Thanks..and while new here, I hope to contribute and help find the bottom line on this east /west thing and help move forward.Apples and oranges. Those are good questions, but they're also rather elementary and you need to study what a federal court has jurisdiciton over, versus that of an administrative agency. Congress determines the cases which a federal court can hear. THey also create administrative agencies such as the NMB as they see fit and the idea is to have that agency conduct matters within the juridicition that Congress creates for it. THink NTSB hearings ("FAA court") when there's an FAA enforcement action against a pilot. Think Immigration Court. The EPA has their own litigation court (don't know what it's called). The arbitration today was under the RLA and it involved an appeal from the system board of adjustment. A federal court will never get involved in that, save for something weird like the board was composed of KKK members and they decided the issue based on race.

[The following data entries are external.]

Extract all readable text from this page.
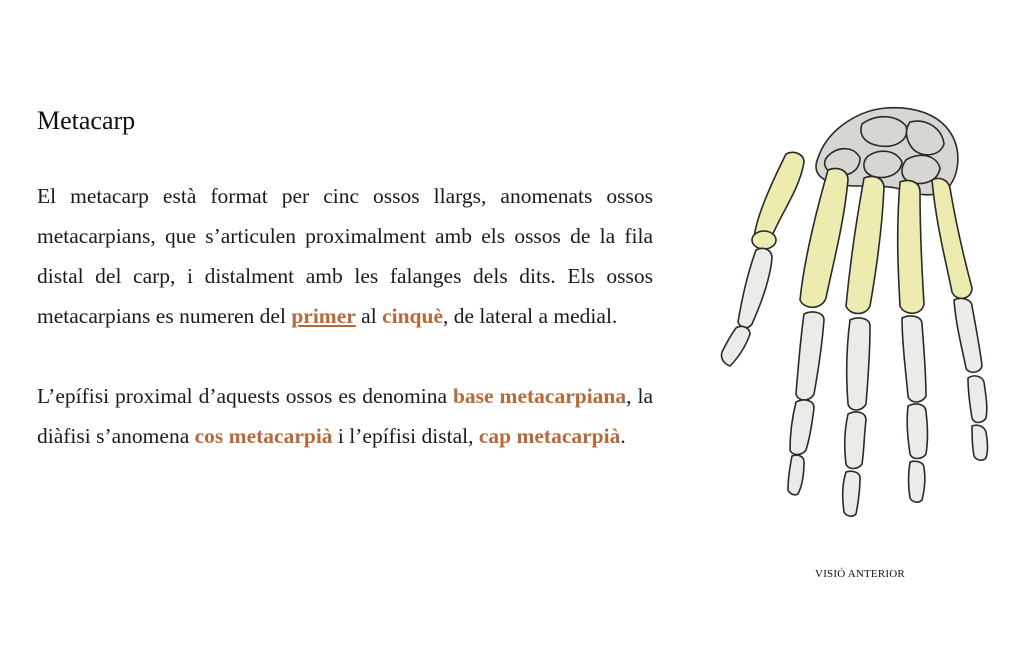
Metacarp

El metacarp està format per cinc ossos llargs, anomenats ossos metacarpians, que s’articulen proximalment amb els ossos de la fila distal del carp, i distalment amb les falanges dels dits. Els ossos metacarpians es numeren del primer al cinquè, de lateral a medial.

L’epífisi proximal d’aquests ossos es denomina base metacarpiana, la diàfisi s’anomena cos metacarpià i l’epífisi distal, cap metacarpià.

VISIÓ ANTERIOR
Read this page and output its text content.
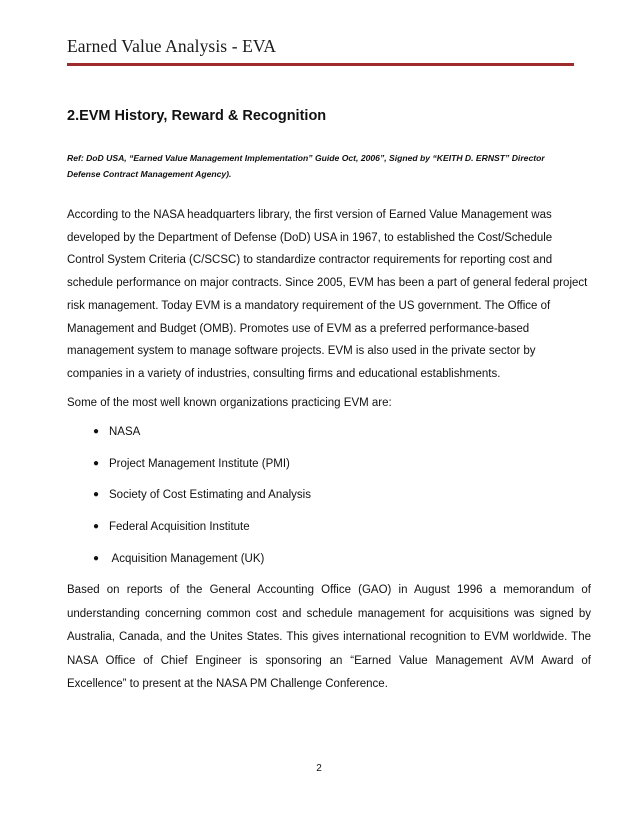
Earned Value Analysis - EVA
2.EVM History, Reward & Recognition
Ref: DoD USA, “Earned Value Management Implementation” Guide Oct, 2006”, Signed by “KEITH D. ERNST” Director
Defense Contract Management Agency).
According to the NASA headquarters library, the first version of Earned Value Management was
developed by the Department of Defense (DoD) USA in 1967, to established the Cost/Schedule
Control System Criteria (C/SCSC) to standardize contractor requirements for reporting cost and
schedule performance on major contracts. Since 2005, EVM has been a part of general federal project
risk management. Today EVM is a mandatory requirement of the US government. The Office of
Management and Budget (OMB). Promotes use of EVM as a preferred performance-based
management system to manage software projects. EVM is also used in the private sector by
companies in a variety of industries, consulting firms and educational establishments.
Some of the most well known organizations practicing EVM are:
● NASA
● Project Management Institute (PMI)
● Society of Cost Estimating and Analysis
● Federal Acquisition Institute
● Acquisition Management (UK)
Based on reports of the General Accounting Office (GAO) in August 1996 a memorandum of
understanding concerning common cost and schedule management for acquisitions was signed by
Australia, Canada, and the Unites States. This gives international recognition to EVM worldwide. The
NASA Office of Chief Engineer is sponsoring an “Earned Value Management AVM Award of
Excellence” to present at the NASA PM Challenge Conference.
2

Now you've invoked federal court jurisdiction because the 13th and 14th Amendments prohibit discrimination based on race.
The DFR is a case about discrimination and Congress has deliberately made it difficult for plaintiffs to get into federal court against a union. I know USAPA minimized the finding of jurisdiction last November, but in reality it was huge and that order alone made the rounds in two labor law publications that I know of. Then we went to trial and we all know the result from that. The point is that a DFR belongs in a federal trial court and not before some administrative agency. Again, Congress decided that to be the case.
In short, what goes on in an administrative agency almost never involves an interference by a federal court and vice versa. Most appeals from an administrative agency can ultimately go to a circuit court of appeals, but that's where it stops. So for a pilot who gets nailed by the FAA and loses at the FAA hearing, he can appeal to the NTSB judge (there's five of them). Lose there, and the pilot goes to the circuit court of appeals in that area. Notice how the federal district court is nowhere in that sequence. The arbitration falls under the same sort of process. From here Susie could technically appeal to the circuit court of appeals, but why?
Your question is just too broad to answer in one post. One entire year of law school is devoted to civil procedure as it's a very complex system.
I still find problems with Wake and his jurisdictional decisions.
Your explanations don't alleviate them.